The spokesperson for the Egyptian armed forces, Colonel Ahmed Ali, has issued an official statement regarding the clashes between military police and residents of Quorsaya Island earlier Sunday that resulted in the death of one civilian.
"The disputed land is owned by the Egyptian armed forces and its army's ownership was documented in the notary office on 12-7-2010," Colonel Ahmed Ali said in a statement posted in his official Facbeook page, adding that the army was planning to use the island as a base to secure the capital.
The spokesperson's statement recounted the case of the disputed island from the official point of view, claiming that locals took over the island after attacking security personnel assigned to protect the island. Colonel Ali added that the armed forces had to use force after the failure of negotiations with residents who allegedly fired at the security forces early Sunday.
"The armed forces will not allow any violation of the law, or any aggression on the land, buildings or army personnel, and we will stand against all thuggery and violations to laws by all force, regardless of the sacrifices we will present," Ali concluded in his statement.
The clashes between the military police and police on one side, and residents of Quorsaya Island on the other, resulted in the death of one resident who was shot. Four were injured from the army and two injured among residents. Over 20 residents have been arrested and referred to military prosecution. There are four missing residents. Some speculate they fell into the Nile River.
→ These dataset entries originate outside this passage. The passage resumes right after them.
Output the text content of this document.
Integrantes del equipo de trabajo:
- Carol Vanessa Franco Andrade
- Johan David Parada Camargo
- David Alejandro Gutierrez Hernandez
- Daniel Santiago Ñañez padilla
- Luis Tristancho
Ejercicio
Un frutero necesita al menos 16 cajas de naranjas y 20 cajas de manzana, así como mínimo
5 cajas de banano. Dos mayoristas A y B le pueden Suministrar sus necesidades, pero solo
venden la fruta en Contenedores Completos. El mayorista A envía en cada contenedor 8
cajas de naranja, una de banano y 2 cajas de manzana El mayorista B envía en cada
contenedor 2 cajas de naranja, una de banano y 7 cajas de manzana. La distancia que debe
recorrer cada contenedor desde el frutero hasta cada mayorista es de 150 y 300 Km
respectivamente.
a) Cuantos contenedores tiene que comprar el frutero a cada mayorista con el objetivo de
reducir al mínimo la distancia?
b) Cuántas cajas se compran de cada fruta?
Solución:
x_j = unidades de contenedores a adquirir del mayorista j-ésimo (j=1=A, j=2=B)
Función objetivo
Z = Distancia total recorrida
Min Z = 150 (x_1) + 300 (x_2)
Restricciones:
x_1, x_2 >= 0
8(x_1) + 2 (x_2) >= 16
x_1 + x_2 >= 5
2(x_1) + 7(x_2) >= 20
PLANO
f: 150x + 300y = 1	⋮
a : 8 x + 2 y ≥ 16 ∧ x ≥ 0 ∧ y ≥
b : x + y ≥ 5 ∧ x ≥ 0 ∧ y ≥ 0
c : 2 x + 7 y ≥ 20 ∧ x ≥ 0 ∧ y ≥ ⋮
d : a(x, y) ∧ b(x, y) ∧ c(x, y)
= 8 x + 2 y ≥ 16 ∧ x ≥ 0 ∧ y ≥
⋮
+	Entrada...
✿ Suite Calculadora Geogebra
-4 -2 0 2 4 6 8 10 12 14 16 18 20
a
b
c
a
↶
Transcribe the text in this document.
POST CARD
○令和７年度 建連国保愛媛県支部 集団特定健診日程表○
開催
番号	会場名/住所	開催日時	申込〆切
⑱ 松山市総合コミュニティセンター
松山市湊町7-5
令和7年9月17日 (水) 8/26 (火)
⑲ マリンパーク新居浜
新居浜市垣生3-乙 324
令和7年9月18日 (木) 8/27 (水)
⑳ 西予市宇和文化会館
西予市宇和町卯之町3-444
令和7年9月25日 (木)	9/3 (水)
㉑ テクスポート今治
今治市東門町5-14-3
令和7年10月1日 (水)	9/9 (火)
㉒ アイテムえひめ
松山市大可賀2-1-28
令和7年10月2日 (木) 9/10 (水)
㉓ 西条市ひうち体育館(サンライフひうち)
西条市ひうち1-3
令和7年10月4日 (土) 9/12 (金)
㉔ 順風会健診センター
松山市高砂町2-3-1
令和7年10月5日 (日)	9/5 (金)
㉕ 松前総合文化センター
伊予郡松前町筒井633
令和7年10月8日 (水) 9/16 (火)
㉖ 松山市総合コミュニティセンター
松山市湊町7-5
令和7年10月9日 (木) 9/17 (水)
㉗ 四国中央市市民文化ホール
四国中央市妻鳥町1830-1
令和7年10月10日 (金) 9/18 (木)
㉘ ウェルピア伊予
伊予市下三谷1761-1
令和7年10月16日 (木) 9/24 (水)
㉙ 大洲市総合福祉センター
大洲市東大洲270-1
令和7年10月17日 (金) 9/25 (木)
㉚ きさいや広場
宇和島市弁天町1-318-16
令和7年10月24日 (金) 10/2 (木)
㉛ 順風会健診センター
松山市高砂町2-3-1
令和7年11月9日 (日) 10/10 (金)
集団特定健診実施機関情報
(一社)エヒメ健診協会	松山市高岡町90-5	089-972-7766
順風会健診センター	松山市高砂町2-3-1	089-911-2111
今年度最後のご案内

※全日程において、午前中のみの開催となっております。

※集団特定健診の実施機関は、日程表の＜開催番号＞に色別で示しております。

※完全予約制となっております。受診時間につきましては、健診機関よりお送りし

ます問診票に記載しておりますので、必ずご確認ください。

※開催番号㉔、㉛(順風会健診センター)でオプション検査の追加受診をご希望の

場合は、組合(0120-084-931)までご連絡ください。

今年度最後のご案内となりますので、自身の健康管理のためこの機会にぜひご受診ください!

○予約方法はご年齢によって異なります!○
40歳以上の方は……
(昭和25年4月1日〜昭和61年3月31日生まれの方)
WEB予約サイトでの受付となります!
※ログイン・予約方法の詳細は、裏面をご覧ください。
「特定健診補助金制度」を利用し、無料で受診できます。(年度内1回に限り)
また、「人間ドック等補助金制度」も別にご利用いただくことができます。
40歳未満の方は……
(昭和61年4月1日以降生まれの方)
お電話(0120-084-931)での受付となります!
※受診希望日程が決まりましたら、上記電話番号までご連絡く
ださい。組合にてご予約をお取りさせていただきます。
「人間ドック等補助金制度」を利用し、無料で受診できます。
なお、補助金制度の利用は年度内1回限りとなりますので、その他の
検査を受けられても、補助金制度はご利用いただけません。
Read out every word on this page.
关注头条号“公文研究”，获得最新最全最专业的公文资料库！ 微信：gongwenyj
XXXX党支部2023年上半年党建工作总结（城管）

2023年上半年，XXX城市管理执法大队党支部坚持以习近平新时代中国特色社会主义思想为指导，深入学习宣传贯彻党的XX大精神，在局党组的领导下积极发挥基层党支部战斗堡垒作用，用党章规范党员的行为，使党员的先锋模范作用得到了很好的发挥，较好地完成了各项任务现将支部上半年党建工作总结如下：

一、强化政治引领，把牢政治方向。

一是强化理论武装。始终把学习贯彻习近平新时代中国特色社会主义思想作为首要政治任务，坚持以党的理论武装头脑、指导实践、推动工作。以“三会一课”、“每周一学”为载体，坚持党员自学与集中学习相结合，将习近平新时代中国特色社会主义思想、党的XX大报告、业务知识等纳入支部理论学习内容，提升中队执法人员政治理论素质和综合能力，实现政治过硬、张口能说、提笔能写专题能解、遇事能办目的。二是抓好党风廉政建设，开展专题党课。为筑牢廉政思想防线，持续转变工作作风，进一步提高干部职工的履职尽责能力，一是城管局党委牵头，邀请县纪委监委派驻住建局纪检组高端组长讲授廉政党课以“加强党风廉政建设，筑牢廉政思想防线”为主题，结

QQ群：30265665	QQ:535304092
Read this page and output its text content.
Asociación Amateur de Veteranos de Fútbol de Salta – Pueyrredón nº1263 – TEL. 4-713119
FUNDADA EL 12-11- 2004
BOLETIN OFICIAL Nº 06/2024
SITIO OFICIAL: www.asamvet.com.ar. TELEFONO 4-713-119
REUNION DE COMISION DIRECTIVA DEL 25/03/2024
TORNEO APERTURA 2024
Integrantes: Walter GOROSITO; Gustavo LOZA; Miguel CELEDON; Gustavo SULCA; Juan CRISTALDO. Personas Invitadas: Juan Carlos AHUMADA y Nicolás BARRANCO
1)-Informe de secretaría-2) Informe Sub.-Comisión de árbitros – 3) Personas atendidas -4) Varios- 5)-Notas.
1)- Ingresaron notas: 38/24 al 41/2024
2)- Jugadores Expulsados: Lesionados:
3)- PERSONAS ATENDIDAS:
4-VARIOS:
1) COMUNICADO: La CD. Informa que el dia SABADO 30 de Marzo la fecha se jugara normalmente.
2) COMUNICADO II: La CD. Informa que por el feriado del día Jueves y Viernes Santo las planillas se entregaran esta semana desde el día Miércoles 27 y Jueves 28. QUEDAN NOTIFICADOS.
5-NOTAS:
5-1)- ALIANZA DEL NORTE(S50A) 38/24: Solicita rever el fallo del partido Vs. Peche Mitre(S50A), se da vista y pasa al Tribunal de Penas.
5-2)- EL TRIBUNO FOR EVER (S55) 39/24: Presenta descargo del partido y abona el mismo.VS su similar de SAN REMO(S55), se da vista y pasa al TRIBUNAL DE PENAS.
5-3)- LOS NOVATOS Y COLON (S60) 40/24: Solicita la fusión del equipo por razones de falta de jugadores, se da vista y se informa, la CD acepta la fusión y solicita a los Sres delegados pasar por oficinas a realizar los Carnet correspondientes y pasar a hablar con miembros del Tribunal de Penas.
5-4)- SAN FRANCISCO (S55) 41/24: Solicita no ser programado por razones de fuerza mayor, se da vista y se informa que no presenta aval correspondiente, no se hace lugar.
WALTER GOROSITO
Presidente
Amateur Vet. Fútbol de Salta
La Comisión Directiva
The military prosecution is already accusing 25 civilians from among the island's residents of attacking army properties and personnel. It has also ordered an extension to their detention for another 15 days pending investigations.
Angry residents of Quorsaya cut El-Bahar Al-Azam, the main road in Giza, demanding the release of the detainees and the withdrawal of army forces from the disputed land. The angry residents also demand the government hold those officials from the army responsible for the murder of the man killed Sunday and to compensate his family and the injured. So far, negotiations between residents and the government to reopen the road have failed.
The Quorsaya land feud dates back to 2007 when Prime Minister Ahmed Nazif's government, under the rule of ousted president Hosni Mubarak, attempted to force residents off the island in order to resell it to businessmen for tourism development. The government during then tried to evacuate residents forcibly using police and army forces.
In February 2010, the Supreme Administrative Court in Cairo recognised the right of residents to keep their houses and land on the island. The court's reasoning in the case depended on the 1971 Constitution that recognises the right of Egyptian citizens to have a residence and work as a basic right.
The current feud between the army and residents of Quorsaya island, "mostly fishermen and farmers," is over 500 feddans of land.